December 15, 2010 Leave a comment
I want to quote a Subversive Copyeditor blog post in its entirety:
For the last month I’ve been copyediting a second edition of Richmond Lattimore’s translation of Homer’s Iliad. War and battles and great hulking gods and heroes — but I’m struck too by its delicacy and pathos. For instance, the warrior Hektor with his family (6.466–74):
So speaking glorious Hektor held out his arms to his baby,
who shrank back to his fair-girdled nurse’s bosom
screaming, and frightened at the aspect of his own father,
terrified as he saw the bronze and the crest with its horse-hair,
nodding dreadfully, as he thought, from the peak of the helmet.
Then his beloved father laughed out, and his honored mother,
and at once glorious Hektor lifted from his head the helmet
and laid it in all its shining upon the ground. Then taking
up his dear son he tossed him about in his arms, and kissed him.

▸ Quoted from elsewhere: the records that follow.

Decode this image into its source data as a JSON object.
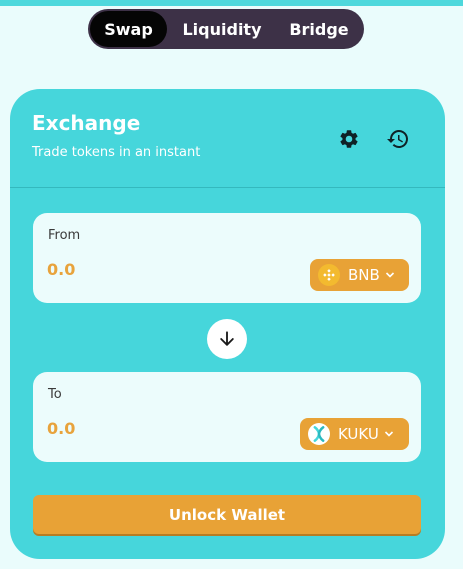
{
  "nav": {
    "tabs": [
      {
        "label": "Swap",
        "active": true
      },
      {
        "label": "Liquidity",
        "active": false
      },
      {
        "label": "Bridge",
        "active": false
      }
    ]
  },
  "exchange": {
    "title": "Exchange",
    "subtitle": "Trade tokens in an instant",
    "settings_icon": "gear-icon",
    "history_icon": "history-icon"
  },
  "from": {
    "label": "From",
    "amount": "0.0",
    "token": "BNB"
  },
  "to": {
    "label": "To",
    "amount": "0.0",
    "token": "KUKU"
  },
  "switch_icon": "arrow-down-icon",
  "action": {
    "label": "Unlock Wallet"
  },
  "colors": {
    "accent": "#e8a236",
    "card": "#46d6db",
    "nav_bg": "#3d3147",
    "amount": "#e8a33c"
  }
}
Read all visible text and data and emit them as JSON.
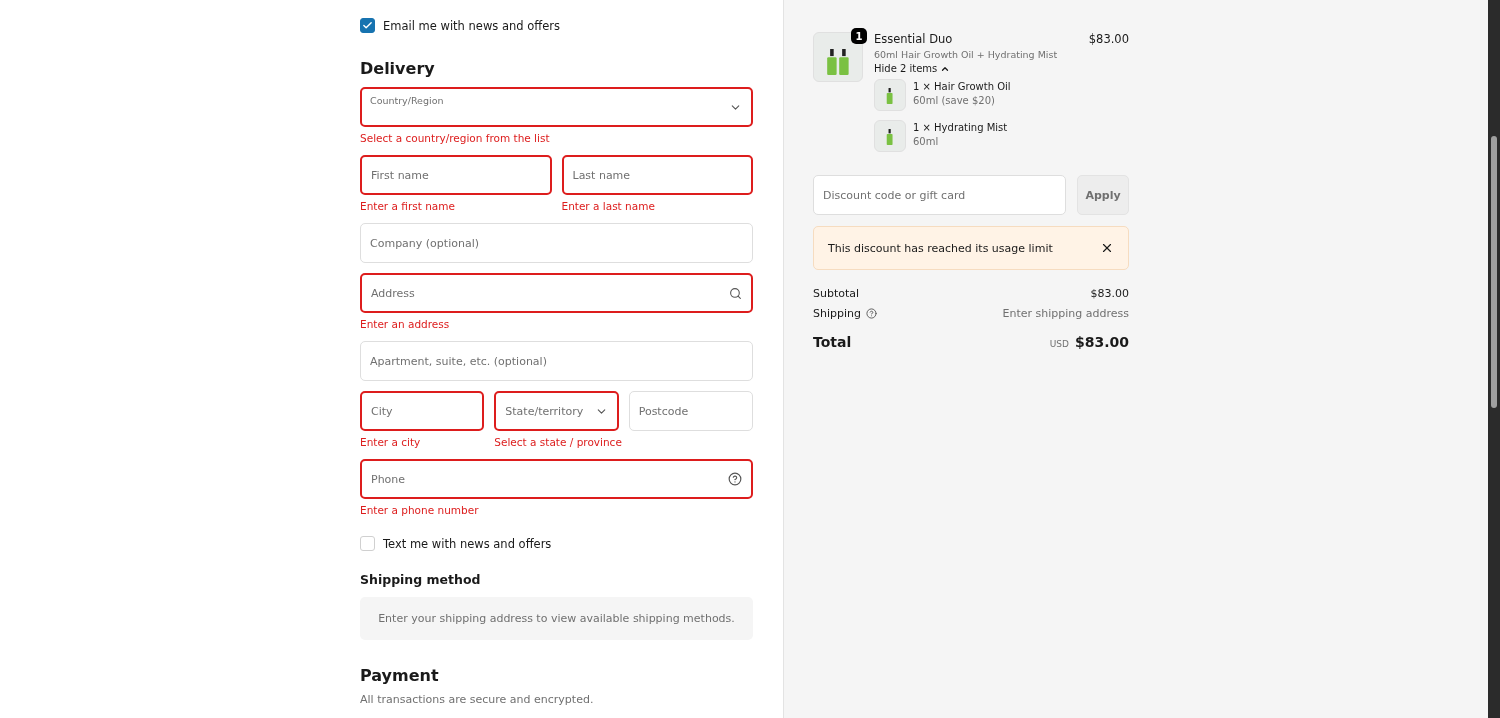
{
  "email_news": {
    "label": "Email me with news and offers",
    "checked": true
  },
  "delivery": {
    "heading": "Delivery",
    "rows": [
      [
        {
          "kind": "select",
          "label": "Country/Region",
          "invalid": true,
          "error": "Select a country/region from the list"
        }
      ],
      [
        {
          "kind": "text",
          "placeholder": "First name",
          "invalid": true,
          "error": "Enter a first name"
        },
        {
          "kind": "text",
          "placeholder": "Last name",
          "invalid": true,
          "error": "Enter a last name"
        }
      ],
      [
        {
          "kind": "text",
          "placeholder": "Company (optional)",
          "invalid": false
        }
      ],
      [
        {
          "kind": "search",
          "placeholder": "Address",
          "invalid": true,
          "error": "Enter an address"
        }
      ],
      [
        {
          "kind": "text",
          "placeholder": "Apartment, suite, etc. (optional)",
          "invalid": false
        }
      ],
      [
        {
          "kind": "text",
          "placeholder": "City",
          "invalid": true,
          "error": "Enter a city"
        },
        {
          "kind": "dropdown",
          "placeholder": "State/territory",
          "invalid": true,
          "error": "Select a state / province"
        },
        {
          "kind": "text",
          "placeholder": "Postcode",
          "invalid": false
        }
      ],
      [
        {
          "kind": "help",
          "placeholder": "Phone",
          "invalid": true,
          "error": "Enter a phone number"
        }
      ]
    ]
  },
  "text_news": {
    "label": "Text me with news and offers",
    "checked": false
  },
  "shipping_method": {
    "heading": "Shipping method",
    "message": "Enter your shipping address to view available shipping methods."
  },
  "payment": {
    "heading": "Payment",
    "subtitle": "All transactions are secure and encrypted."
  },
  "order": {
    "product": {
      "name": "Essential Duo",
      "variant": "60ml Hair Growth Oil + Hydrating Mist",
      "price": "$83.00",
      "quantity": "1",
      "toggle": "Hide 2 items",
      "expanded": true,
      "items": [
        {
          "name": "1 × Hair Growth Oil",
          "detail": "60ml (save $20)"
        },
        {
          "name": "1 × Hydrating Mist",
          "detail": "60ml"
        }
      ]
    },
    "discount": {
      "placeholder": "Discount code or gift card",
      "button": "Apply"
    },
    "alert": "This discount has reached its usage limit",
    "summary": [
      {
        "label": "Subtotal",
        "value": "$83.00",
        "help": false
      },
      {
        "label": "Shipping",
        "value": "Enter shipping address",
        "help": true
      }
    ],
    "total": {
      "label": "Total",
      "currency": "USD",
      "value": "$83.00"
    }
  }
}
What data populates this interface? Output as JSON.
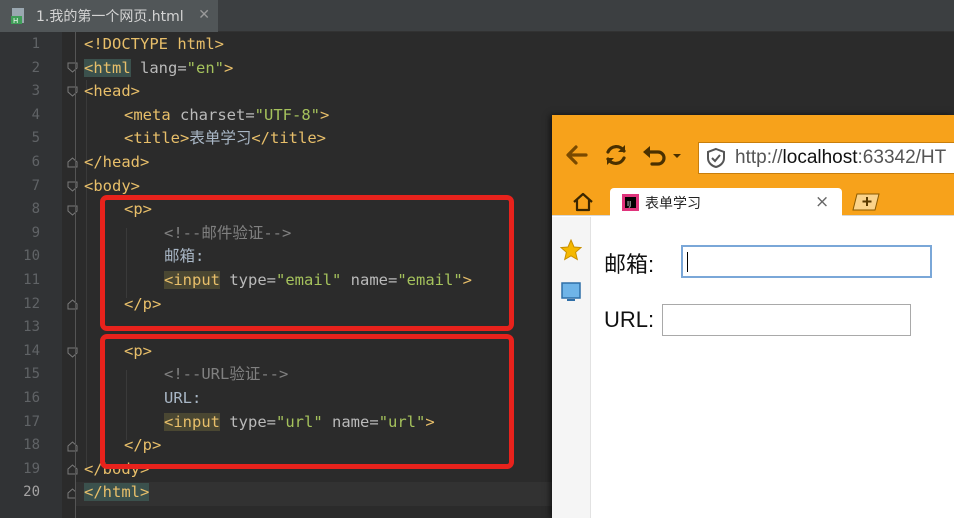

Or Gorgythion dying in battle, an arrow in his chest (8.306–8):
He bent drooping his head to one side, as a garden poppy
bends beneath the weight of its yield and the rains of springtime;
so his head bent slack to one side beneath the helm’s weight.
I don’t know about you, but I continue to hear grousing that digital delivery removes the “humanity” from writing. Nearly three thousand years ago, when the Iliad was first written down after being preserved for generations by vocal performance alone, no doubt many wondered how the silent markings could possibly convey the same effect. I might have been among them.
The transition of the Iliad and the Odyssey to digital form for e-readers is trivial in comparison. To those who can find no humanity on their screens, all I can say is, look within.